Jhoana, 20 years old, and her family had to flee after a massacre in her village. Two of her brothers and her two cousins where killed. All male youth.
Jhoana grew up in a small village along the river in the region of Chocó, Colombia. She loved playing with her siblings and cousins, walking in the bush and went swimming. Her dream was to study veterinarian because her passion for animals. Her dream got tossed when the community repetitively was threatened and they eventually had to flee.
It was an ordinary day in March 2017 when Jhoana and other women were celebrating women’s day. The remaining village, mostly males, continued their normal activities when all of a sudden an armed group attacked. That night Jhoana couldn’t sleep due to nightmares and not knowing the extent of the massacre and not being able to go back to the village before the next day.
The next day they witnessed several dead and wounded youths and she was devastated. Not one, but two of her elderly brothers had lost their lives. One where tied up and the other one was laying dead on a rooftop with rain poring down on the body. Furthermore, two cousins and a family friend, all young, and all males also lost their life’s.
Today, the village is abandon and appears more like a ghost town. Jhoana and her family are now too afraid to return to their village because of the uncertainty that follows and if another massacre will happen again.
Now, her daily activities are restricted to short trips; when she leaves the house, she does not go far and she coordinates her trips with relatives. A common daily activity can consist of meeting her cousins at the pier and watch them swim. Or, she will only hang out in their house. At home, where she spends most of her time, she writes her diary to cope with the massacre and the loss of her two older brothers. She also does her homework in secondary school, or, she helps her mom with cooking and takes care of her 12-year-old niece, Yurani, that lost her dad in the massacre. She now feels that she has to support her family because her parents are old and the two oldest brothers are gone.
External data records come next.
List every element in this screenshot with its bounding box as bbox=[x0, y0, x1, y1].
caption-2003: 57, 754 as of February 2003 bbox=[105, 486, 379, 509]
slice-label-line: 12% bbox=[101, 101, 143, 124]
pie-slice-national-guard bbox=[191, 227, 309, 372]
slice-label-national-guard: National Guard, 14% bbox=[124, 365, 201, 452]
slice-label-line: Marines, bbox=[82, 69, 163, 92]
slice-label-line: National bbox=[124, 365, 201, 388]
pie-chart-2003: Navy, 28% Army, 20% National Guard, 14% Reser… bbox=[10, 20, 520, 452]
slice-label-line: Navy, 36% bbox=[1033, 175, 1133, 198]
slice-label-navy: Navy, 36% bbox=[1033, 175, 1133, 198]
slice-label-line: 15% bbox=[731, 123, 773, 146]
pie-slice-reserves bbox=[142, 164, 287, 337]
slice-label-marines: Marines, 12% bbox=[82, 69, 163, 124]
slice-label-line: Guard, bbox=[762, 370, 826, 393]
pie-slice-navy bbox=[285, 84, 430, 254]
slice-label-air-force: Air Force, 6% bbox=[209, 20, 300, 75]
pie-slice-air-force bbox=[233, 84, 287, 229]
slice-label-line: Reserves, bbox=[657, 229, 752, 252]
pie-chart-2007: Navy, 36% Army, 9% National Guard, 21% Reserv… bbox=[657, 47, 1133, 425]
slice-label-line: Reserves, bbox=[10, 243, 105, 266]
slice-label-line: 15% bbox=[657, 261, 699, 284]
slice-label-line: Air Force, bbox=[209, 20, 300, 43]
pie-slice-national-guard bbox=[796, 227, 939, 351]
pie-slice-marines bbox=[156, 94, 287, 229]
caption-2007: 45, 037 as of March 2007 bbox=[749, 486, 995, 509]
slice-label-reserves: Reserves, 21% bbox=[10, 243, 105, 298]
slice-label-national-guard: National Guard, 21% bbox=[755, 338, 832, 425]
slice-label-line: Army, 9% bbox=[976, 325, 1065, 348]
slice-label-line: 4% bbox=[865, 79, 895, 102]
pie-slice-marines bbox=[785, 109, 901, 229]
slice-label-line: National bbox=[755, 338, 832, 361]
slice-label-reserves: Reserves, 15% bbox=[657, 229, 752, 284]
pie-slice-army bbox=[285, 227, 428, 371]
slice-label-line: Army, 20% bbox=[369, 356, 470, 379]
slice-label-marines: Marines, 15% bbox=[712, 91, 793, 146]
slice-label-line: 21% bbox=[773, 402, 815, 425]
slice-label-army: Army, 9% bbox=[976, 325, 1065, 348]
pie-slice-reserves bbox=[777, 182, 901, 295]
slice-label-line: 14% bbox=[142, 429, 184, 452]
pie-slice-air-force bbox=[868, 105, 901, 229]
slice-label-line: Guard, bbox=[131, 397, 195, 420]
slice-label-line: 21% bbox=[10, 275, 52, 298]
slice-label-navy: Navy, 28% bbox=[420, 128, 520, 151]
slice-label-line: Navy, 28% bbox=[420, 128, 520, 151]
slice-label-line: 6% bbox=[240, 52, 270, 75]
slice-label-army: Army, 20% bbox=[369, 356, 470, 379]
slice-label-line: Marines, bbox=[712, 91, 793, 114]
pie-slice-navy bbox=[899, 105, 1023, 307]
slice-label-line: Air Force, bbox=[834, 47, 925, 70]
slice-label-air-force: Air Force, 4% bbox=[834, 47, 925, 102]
She continuously strives to stay positive and cope with the massacre. “With the heart broken I have to be brave. Forget bad things and bring positive things. Even with this pain, I want to get ahead. I have to fight for positive things to happen”.
Hopes for the future
The only way she can fulfil her dream and help her family is to leave the village and continue studying, but there is no money to study for. “I now have a 12-year old niece and I would like to be a good example for her. My nieces father was killed in the massacre and her mother died due to illness prior. Thus, if I go on to study and build my life I will then get a good job and she will hopefully acquire strength to achieve the same”.
Jhoana is hoping for peace in Colombia, but she is not sure if that will happen. She has realized that there is no future in the village she is displaced and the road is unfortunately short for youth to armed groups and drugs. Thus, she believes the path lies in education and underline the importance to reach a common agreement in peace in order to progress the country.
Message to youth
“If you want something you can achieve it, therefore you should proceed it”. “Even if someone hurts you, you have to be strong and get ahead”. She continues, “while you are alive you have to be brave, even if you smile outside and cry inside we should proceed with our dreams”.
“Don’t believe in negative things, don’t fall into bad vicious, be ambitious in a positive matter, and fight for the future and don’t be defeated”.